Banyak sekali yang ingin saya ketahui mengenai topik yang satu ini, dan topik ini memang kompleks. Setelah konsultasi dengan seorang psikolog, saya akan mencoba menjelaskan dengan pendekatan ilmiah dan non-diskriminatif, berdasarkan pemahaman profesional dan konsensus komunitas medis serta psikologi global.
Apakah itu LGBTQ+?
LGBTQ+Â adalah sebuah akronim yang merujuk pada sekelompok identitas orientasi seksual dan gender. Mari kita pecah satu per satu:
- Lesbian: Wanita yang secara emosional, romantis, dan/atau seksual tertarik pada wanita lain.
- Gay: Pria yang secara emosional, romantis, dan/atau seksual tertarik pada pria lain.
- Bisexual: Seseorang yang tertarik pada pria dan wanita.
- Transgender: Seseorang yang identitas gendernya berbeda dari jenis kelamin yang ditetapkan saat lahir. Ini berbeda dari orientasi seksual.
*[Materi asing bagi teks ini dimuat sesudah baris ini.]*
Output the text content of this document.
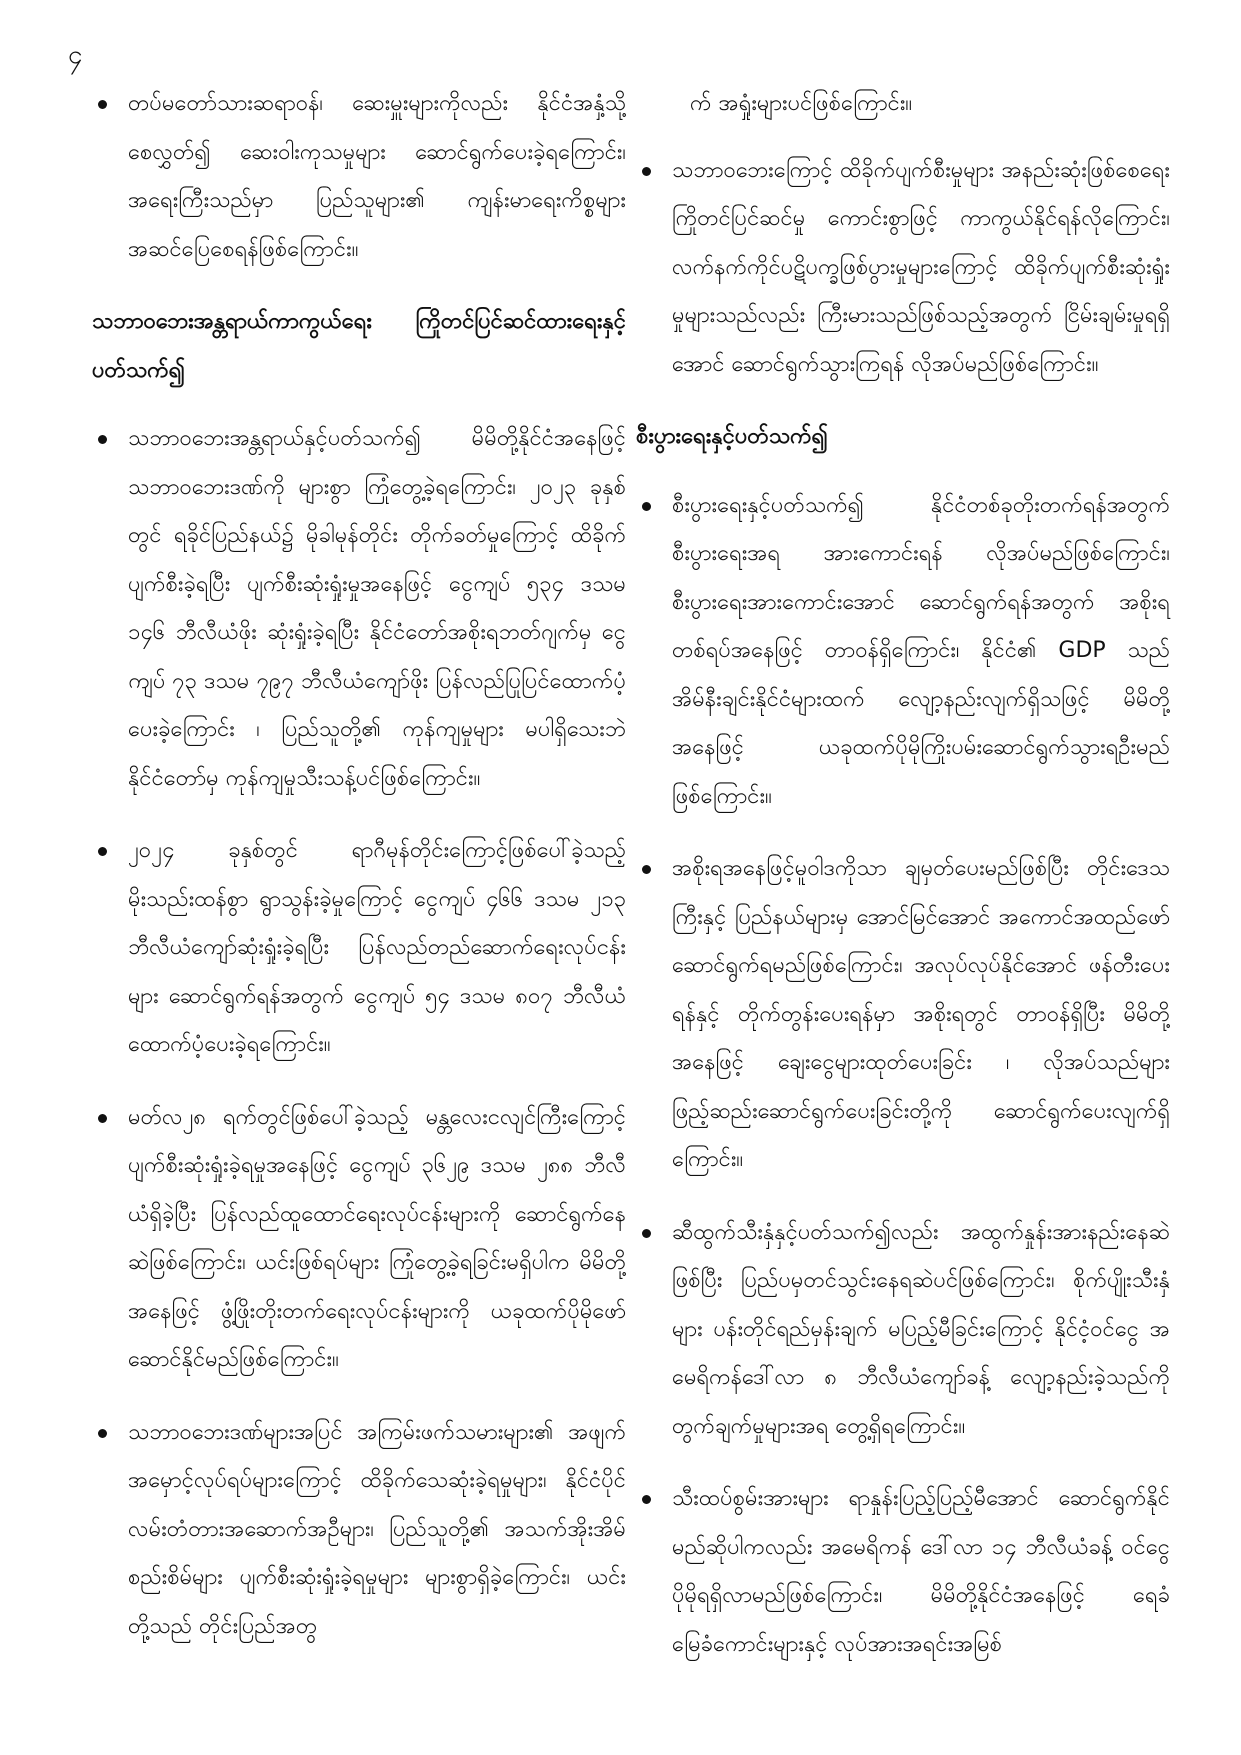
၄
တပ်မတော်သားဆရာဝန်၊ ဆေးမှူးများကိုလည်း နိုင်ငံအနှံ့သို့ စေလွှတ်၍ ဆေးဝါးကုသမှုများ ဆောင်ရွက်ပေးခဲ့ရကြောင်း၊ အရေးကြီးသည်မှာ ပြည်သူများ၏ ကျန်းမာရေးကိစ္စများ အဆင်ပြေစေရန်ဖြစ်ကြောင်း။
သဘာဝဘေးအန္တရာယ်ကာကွယ်ရေး ကြိုတင်ပြင်ဆင်ထားရေးနှင့်ပတ်သက်၍
သဘာဝဘေးအန္တရာယ်နှင့်ပတ်သက်၍ မိမိတို့နိုင်ငံအနေဖြင့် သဘာဝဘေးဒဏ်ကို များစွာ ကြုံတွေ့ခဲ့ရကြောင်း၊ ၂၀၂၃ ခုနှစ်တွင် ရခိုင်ပြည်နယ်၌ မိုခါမုန်တိုင်း တိုက်ခတ်မှုကြောင့် ထိခိုက်ပျက်စီးခဲ့ရပြီး ပျက်စီးဆုံးရှုံးမှုအနေဖြင့် ငွေကျပ် ၅၃၄ ဒသမ ၁၄၆ ဘီလီယံဖိုး ဆုံးရှုံးခဲ့ရပြီး နိုင်ငံတော်အစိုးရဘတ်ဂျက်မှ ငွေကျပ် ၇၃ ဒသမ ၇၉၇ ဘီလီယံကျော်ဖိုး ပြန်လည်ပြုပြင်ထောက်ပံ့ပေးခဲ့ကြောင်း ၊ ပြည်သူတို့၏ ကုန်ကျမှုများ မပါရှိသေးဘဲ နိုင်ငံတော်မှ ကုန်ကျမှုသီးသန့်ပင်ဖြစ်ကြောင်း။
၂၀၂၄ ခုနှစ်တွင် ရာဂီမုန်တိုင်းကြောင့်ဖြစ်ပေါ်ခဲ့သည့် မိုးသည်းထန်စွာ ရွာသွန်းခဲ့မှုကြောင့် ငွေကျပ် ၄၆၆ ဒသမ ၂၁၃ ဘီလီယံကျော်ဆုံးရှုံးခဲ့ရပြီး ပြန်လည်တည်ဆောက်ရေးလုပ်ငန်းများ ဆောင်ရွက်ရန်အတွက် ငွေကျပ် ၅၄ ဒသမ ၈၀၇ ဘီလီယံထောက်ပံ့ပေးခဲ့ရကြောင်း။
မတ်လ၂၈ ရက်တွင်ဖြစ်ပေါ်ခဲ့သည့် မန္တလေးငလျင်ကြီးကြောင့် ပျက်စီးဆုံးရှုံးခဲ့ရမှုအနေဖြင့် ငွေကျပ် ၃၆၂၉ ဒသမ ၂၈၈ ဘီလီယံရှိခဲ့ပြီး ပြန်လည်ထူထောင်ရေးလုပ်ငန်းများကို ဆောင်ရွက်နေဆဲဖြစ်ကြောင်း၊ ယင်းဖြစ်ရပ်များ ကြုံတွေ့ခဲ့ရခြင်းမရှိပါက မိမိတို့အနေဖြင့် ဖွံ့ဖြိုးတိုးတက်ရေးလုပ်ငန်းများကို ယခုထက်ပိုမိုဖော်ဆောင်နိုင်မည်ဖြစ်ကြောင်း။
သဘာဝဘေးဒဏ်များအပြင် အကြမ်းဖက်သမားများ၏ အဖျက်အမှောင့်လုပ်ရပ်များကြောင့် ထိခိုက်သေဆုံးခဲ့ရမှုများ၊ နိုင်ငံပိုင်လမ်းတံတားအဆောက်အဦများ၊ ပြည်သူတို့၏ အသက်အိုးအိမ်စည်းစိမ်များ ပျက်စီးဆုံးရှုံးခဲ့ရမှုများ များစွာရှိခဲ့ကြောင်း၊ ယင်းတို့သည် တိုင်းပြည်အတွ
က် အရှုံးများပင်ဖြစ်ကြောင်း။
သဘာဝဘေးကြောင့် ထိခိုက်ပျက်စီးမှုများ အနည်းဆုံးဖြစ်စေရေး ကြိုတင်ပြင်ဆင်မှု ကောင်းစွာဖြင့် ကာကွယ်နိုင်ရန်လိုကြောင်း၊ လက်နက်ကိုင်ပဋိပက္ခဖြစ်ပွားမှုများကြောင့် ထိခိုက်ပျက်စီးဆုံးရှုံးမှုများသည်လည်း ကြီးမားသည်ဖြစ်သည့်အတွက် ငြိမ်းချမ်းမှုရရှိအောင် ဆောင်ရွက်သွားကြရန် လိုအပ်မည်ဖြစ်ကြောင်း။
စီးပွားရေးနှင့်ပတ်သက်၍
စီးပွားရေးနှင့်ပတ်သက်၍ နိုင်ငံတစ်ခုတိုးတက်ရန်အတွက် စီးပွားရေးအရ အားကောင်းရန် လိုအပ်မည်ဖြစ်ကြောင်း၊ စီးပွားရေးအားကောင်းအောင် ဆောင်ရွက်ရန်အတွက် အစိုးရတစ်ရပ်အနေဖြင့် တာဝန်ရှိကြောင်း၊ နိုင်ငံ၏ GDP သည် အိမ်နီးချင်းနိုင်ငံများထက် လျော့နည်းလျက်ရှိသဖြင့် မိမိတို့အနေဖြင့် ယခုထက်ပိုမိုကြိုးပမ်းဆောင်ရွက်သွားရဦးမည် ဖြစ်ကြောင်း။
အစိုးရအနေဖြင့်မူဝါဒကိုသာ ချမှတ်ပေးမည်ဖြစ်ပြီး တိုင်းဒေသကြီးနှင့် ပြည်နယ်များမှ အောင်မြင်အောင် အကောင်အထည်ဖော် ဆောင်ရွက်ရမည်ဖြစ်ကြောင်း၊ အလုပ်လုပ်နိုင်အောင် ဖန်တီးပေးရန်နှင့် တိုက်တွန်းပေးရန်မှာ အစိုးရတွင် တာဝန်ရှိပြီး မိမိတို့အနေဖြင့် ချေးငွေများထုတ်ပေးခြင်း ၊ လိုအပ်သည်များ ဖြည့်ဆည်းဆောင်ရွက်ပေးခြင်းတို့ကို ဆောင်ရွက်ပေးလျက်ရှိကြောင်း။
ဆီထွက်သီးနှံနှင့်ပတ်သက်၍လည်း အထွက်နှုန်းအားနည်းနေဆဲဖြစ်ပြီး ပြည်ပမှတင်သွင်းနေရဆဲပင်ဖြစ်ကြောင်း၊ စိုက်ပျိုးသီးနှံများ ပန်းတိုင်ရည်မှန်းချက် မပြည့်မီခြင်းကြောင့် နိုင်ငံ့ဝင်ငွေ အမေရိကန်ဒေါ်လာ ၈ ဘီလီယံကျော်ခန့် လျော့နည်းခဲ့သည်ကို တွက်ချက်မှုများအရ တွေ့ရှိရကြောင်း။
သီးထပ်စွမ်းအားများ ရာနှုန်းပြည့်ပြည့်မီအောင် ဆောင်ရွက်နိုင်မည်ဆိုပါကလည်း အမေရိကန် ဒေါ်လာ ၁၄ ဘီလီယံခန့် ဝင်ငွေပိုမိုရရှိလာမည်ဖြစ်ကြောင်း၊ မိမိတို့နိုင်ငံအနေဖြင့် ရေခံမြေခံကောင်းများနှင့် လုပ်အားအရင်းအမြစ်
- Queer: Istilah umum yang digunakan oleh individu yang tidak mengidentifikasi diri sebagai heteroseksual atau cisgender.
- + (Plus): Meliputi berbagai identitas lain, seperti interseks (kondisi biologis yang memiliki karakteristik fisik laki--laki dan perempuan) dan aseksual (tidak merasakan ketertarikan seksual).
Asal dan Sejarah
Konsep ketertarikan sesama jenis dan identitas gender yang berbeda bukanlah fenomena baru. Sejarah menunjukkan keberadaan individu dengan orientasi dan identitas ini di berbagai budaya kuno, seperti Yunani, Romawi, dan beberapa suku asli Amerika.
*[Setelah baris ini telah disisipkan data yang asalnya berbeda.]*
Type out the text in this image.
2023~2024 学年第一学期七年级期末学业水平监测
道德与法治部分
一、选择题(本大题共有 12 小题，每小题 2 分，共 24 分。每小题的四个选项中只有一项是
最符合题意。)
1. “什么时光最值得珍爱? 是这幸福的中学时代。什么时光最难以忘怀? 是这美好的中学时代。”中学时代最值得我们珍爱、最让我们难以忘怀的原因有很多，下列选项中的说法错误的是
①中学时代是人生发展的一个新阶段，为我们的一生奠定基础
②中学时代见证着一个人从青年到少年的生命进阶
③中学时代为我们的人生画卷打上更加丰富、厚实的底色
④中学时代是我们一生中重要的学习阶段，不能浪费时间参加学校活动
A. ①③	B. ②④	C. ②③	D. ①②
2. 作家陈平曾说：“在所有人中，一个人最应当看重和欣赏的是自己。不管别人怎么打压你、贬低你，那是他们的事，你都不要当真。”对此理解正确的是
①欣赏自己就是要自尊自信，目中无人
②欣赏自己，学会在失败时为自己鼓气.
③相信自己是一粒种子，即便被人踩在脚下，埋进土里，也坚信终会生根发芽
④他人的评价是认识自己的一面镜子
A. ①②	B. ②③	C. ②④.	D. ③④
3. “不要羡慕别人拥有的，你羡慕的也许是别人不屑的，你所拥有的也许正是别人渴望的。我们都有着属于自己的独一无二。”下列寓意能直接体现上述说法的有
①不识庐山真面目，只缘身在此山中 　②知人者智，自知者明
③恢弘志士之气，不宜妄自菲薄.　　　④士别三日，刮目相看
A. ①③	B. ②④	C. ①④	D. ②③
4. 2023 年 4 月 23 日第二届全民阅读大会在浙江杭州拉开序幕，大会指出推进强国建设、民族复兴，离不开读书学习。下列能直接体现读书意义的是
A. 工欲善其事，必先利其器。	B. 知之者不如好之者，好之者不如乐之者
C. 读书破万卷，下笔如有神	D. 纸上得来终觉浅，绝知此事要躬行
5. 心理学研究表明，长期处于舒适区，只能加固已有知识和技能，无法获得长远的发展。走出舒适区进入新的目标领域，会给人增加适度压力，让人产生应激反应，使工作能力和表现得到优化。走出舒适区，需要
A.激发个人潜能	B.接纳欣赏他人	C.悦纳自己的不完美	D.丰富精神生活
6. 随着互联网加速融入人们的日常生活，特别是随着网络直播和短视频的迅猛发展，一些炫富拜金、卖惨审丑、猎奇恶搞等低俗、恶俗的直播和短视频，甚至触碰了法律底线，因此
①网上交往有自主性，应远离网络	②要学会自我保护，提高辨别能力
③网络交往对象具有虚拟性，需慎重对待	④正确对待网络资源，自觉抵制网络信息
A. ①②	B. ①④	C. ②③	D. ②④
Namun, istilah dan gerakan sosial modern baru muncul pada abad ke-20.
- Awal Abad ke-20: Penelitian ilmiah pertama mulai muncul, meskipun sering kali memandang homoseksualitas sebagai "penyimpangan."
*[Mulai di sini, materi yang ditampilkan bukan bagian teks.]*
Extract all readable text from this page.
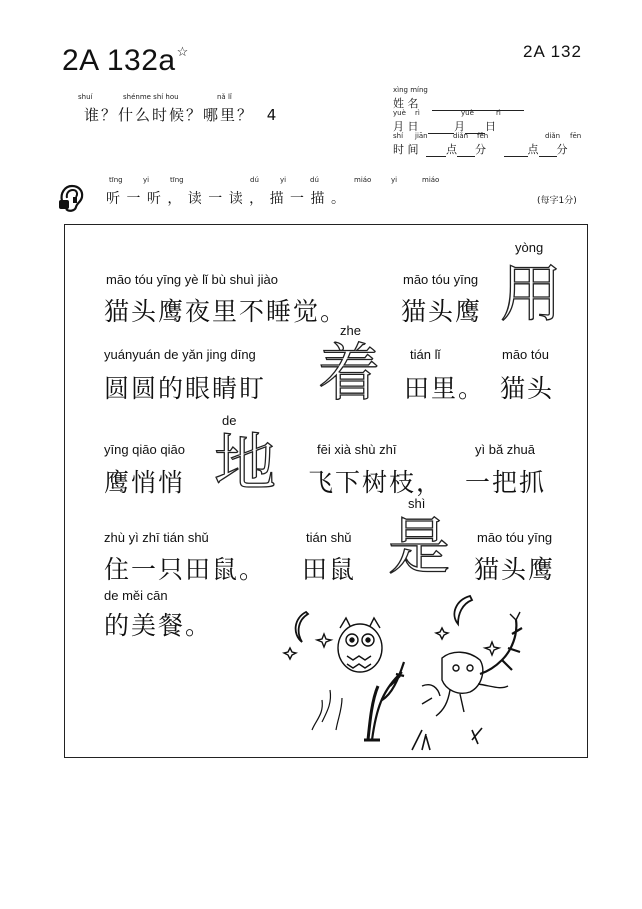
2A 132a☆	2A 132
shuí	shénme shí hou	nǎ lǐ
谁？什么时候？哪里？ 4
xìng míng
姓 名
yuè rì	yuè	rì
月 日	月 日
shí jiān	diǎn fēn	diǎn fēn
时 间	点 分	点 分
tīng	yi	tīng	dú	yi	dú	miáo	yi	miáo
听 一 听 ， 读 一 读 ， 描 一 描 。	(每字1分)
māo tóu yīng yè lǐ bù shuì jiào
猫头鹰夜里不睡觉。
māo tóu yīng
猫头鹰
yòng
用
yuányuán de yǎn jing dīng
圆圆的眼睛盯
zhe
着 tián lǐ
田里。
māo tóu
猫头
yīng qiāo qiāo
鹰悄悄
de
地	fēi xià shù zhī
飞下树枝，
yì bǎ zhuā
一把抓
zhù yì zhī tián shǔ
住一只田鼠。
tián shǔ
田鼠
shì
是 māo tóu yīng
猫头鹰
de měi cān
的美餐。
- 1960-an: Gerakan hak-hak sipil di Amerika Serikat memicu gerakan serupa untuk komunitas gay. Peristiwa kerusuhan Stonewall pada tahun 1969 di New York, yang menentang razia polisi, dianggap sebagai titik balik penting dalam perjuangan hak-hak LGBTQ+.
- 1970-an: Organisasi psikologi dan medis besar, seperti American Psychiatric Association (APA), secara resmi menghapus homoseksualitas dari daftar penyakit mental. Keputusan ini didasarkan pada riset yang menunjukkan bahwa homoseksualitas itu sendiri tidak terkait dengan gangguan mental atau fungsi sosial yang buruk.
Apakah Ini Penyakit atau Kelainan?
Berdasarkan konsensus komunitas medis dan psikologi global, termasuk APA, World Health Organization (WHO), dan Ikatan Psikolog Klinis Indonesia (IPK Indonesia), orientasi seksual dan identitas gender LGBTQ+ bukanlah suatu penyakit, kelainan, atau gangguan mental.
Riset selama puluhan tahun menunjukkan bahwa:
- Tidak ada bukti ilmiah yang kuat bahwa orientasi seksual atau identitas gender dapat "disembuhkan" atau "diubah."
- Upaya untuk mengubah orientasi seksual (terapi konversi) sering kali terbukti berbahaya dan dapat menyebabkan depresi, kecemasan, bahkan bunuh diri.
- Kondisi kesehatan mental yang kerap dialami oleh individu LGBTQ+ (misalnya, depresi atau kecemasan) sering kali bukan disebabkan oleh orientasi atau identitas mereka, melainkan oleh stigma, diskriminasi, dan penolakan sosial yang mereka hadapi.